I had to learn how to navigate dating and sex with HIV on my own. Nobody ever talked to me about HIV treatment and how it works to lower the chances of spreading the disease, and the only thing I ever learned about disclosure was from my mom, who told me to be careful who I shared my business with because people in this world could be cruel. Although my mother didn’t mean to, her advice along with the isolation I was already starting to feel further perpetuated that STIGMA in my mind. She made me feel like I had something to hide, which in turn created more feelings of fear and shame. In the tenth grade, I decided to test my mother’s theory. I opened up and I disclosed my status to a female friend. In turn she came out to me and told me that she was a lesbian. Sharing our vulnerabilities with each other brought us closer, we ended up dating, and we kept each other’s secrets. A woman was the first person to accept me for all of me, and unfortunately also the first person to break my heart and use my status against me. This made me even more hesitant to disclose my status. My mother’s warning began to make sense.
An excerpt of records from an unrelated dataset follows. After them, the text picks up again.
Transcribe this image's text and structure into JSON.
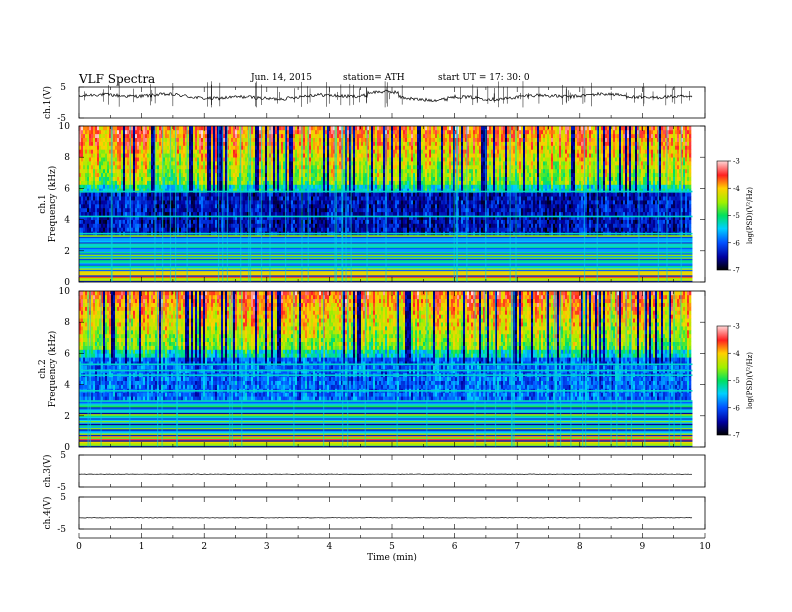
{
  "header": {
    "title": "VLF  Spectra",
    "date": "Jun. 14, 2015",
    "station": "station= ATH",
    "start": "start  UT  =    17: 30: 0"
  },
  "chart_data": [
    {
      "type": "line",
      "panel": "ch1-waveform",
      "ylabel": "ch.1(V)",
      "ylim": [
        -5,
        5
      ],
      "yticks": [
        "5",
        "-5"
      ],
      "baseline_v": 1.9
    },
    {
      "type": "heatmap",
      "panel": "ch1-spectrogram",
      "ylabel": "ch.1\nFrequency (kHz)",
      "ylim": [
        0,
        10
      ],
      "yticks": [
        "0",
        "2",
        "4",
        "6",
        "8",
        "10"
      ],
      "colorbar": {
        "label": "log(PSD)(V²/Hz)",
        "range": [
          -7,
          -3
        ],
        "ticks": [
          "-3",
          "-4",
          "-5",
          "-6",
          "-7"
        ]
      }
    },
    {
      "type": "heatmap",
      "panel": "ch2-spectrogram",
      "ylabel": "ch.2\nFrequency (kHz)",
      "ylim": [
        0,
        10
      ],
      "yticks": [
        "0",
        "2",
        "4",
        "6",
        "8",
        "10"
      ],
      "colorbar": {
        "label": "log(PSD)(V²/Hz)",
        "range": [
          -7,
          -3
        ],
        "ticks": [
          "-3",
          "-4",
          "-5",
          "-6",
          "-7"
        ]
      }
    },
    {
      "type": "line",
      "panel": "ch3-waveform",
      "ylabel": "ch.3(V)",
      "ylim": [
        -5,
        5
      ],
      "yticks": [
        "5",
        "-5"
      ],
      "baseline_v": -1.0
    },
    {
      "type": "line",
      "panel": "ch4-waveform",
      "ylabel": "ch.4(V)",
      "ylim": [
        -5,
        5
      ],
      "yticks": [
        "5",
        "-5"
      ],
      "baseline_v": -1.5
    }
  ],
  "x_axis": {
    "label": "Time  (min)",
    "xlim": [
      0,
      10
    ],
    "ticks": [
      "0",
      "1",
      "2",
      "3",
      "4",
      "5",
      "6",
      "7",
      "8",
      "9",
      "10"
    ],
    "data_end_min": 9.8
  }
}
Going from thinking that I would never find someone who would be open minded enough to want to date me, to having someone look past the fear and accept me for all of me, to then turn around and cut me so deep, let me know that ignorance was not the only thing that I had to be concerned about in regards to STIGMA. I was expecting to have to educate people about my experience, but I wasn’t prepared for the HATE. In the years that followed I struggled with many fake friends and family members who would disclose my status to people with the intent of making me look less attractive. Sometimes it worked, and sometimes it didn’t.
I had to grow to understand that the insults, judgements, and shade that people attempted to throw were actually projections of their own pain and insecurities, and that they had absolutely nothing to do with me. For so long I just let people gossip about their perceptions of my reality. Even today, every time I get up and share my story, I am extremely nervous, and my anxiety starts to kick in. I think it's because I am experiencing PTSD from all of the stuff that I went through growing up, and remembering all the things people said about me. But then as I push through that fear I experience this sort of liberating sensation. I get to portray my experience in the way that I want to, and I get to change the narrative.
In hindsight, I can’t believe I let STIGMA keep me silent for so long. Now that I have embarked on this advocacy journey, it is like I am seeing things through a new set of lenses. I have discovered this new world full of people who can either relate to living with HIV, or with other parts of my story. By remaining silent, I was unconsciously allowing that stigma to perpetuate.
Disclosure has been one of the scariest, most difficult things to deal with in my experience. Yes, I have encountered a lot of ignorance and hate, however, I have also found a lot of people that understand me, and that like me, no love me regardless! I mean, can you blame them?
Contrary to what people believe about my experience it has been a BLESSING in disguise, and I know now that this is a GIFT. I believe God created me specifically for this purpose, to change people's perspective on what it means to live with HIV. To KNOW me is to LOVE me, and the beauty in that lies in the fact that my whole being dispels the STIGMA. I am a Beautiful Black Queen, and my status doesn’t change that. I make HIV look sexy.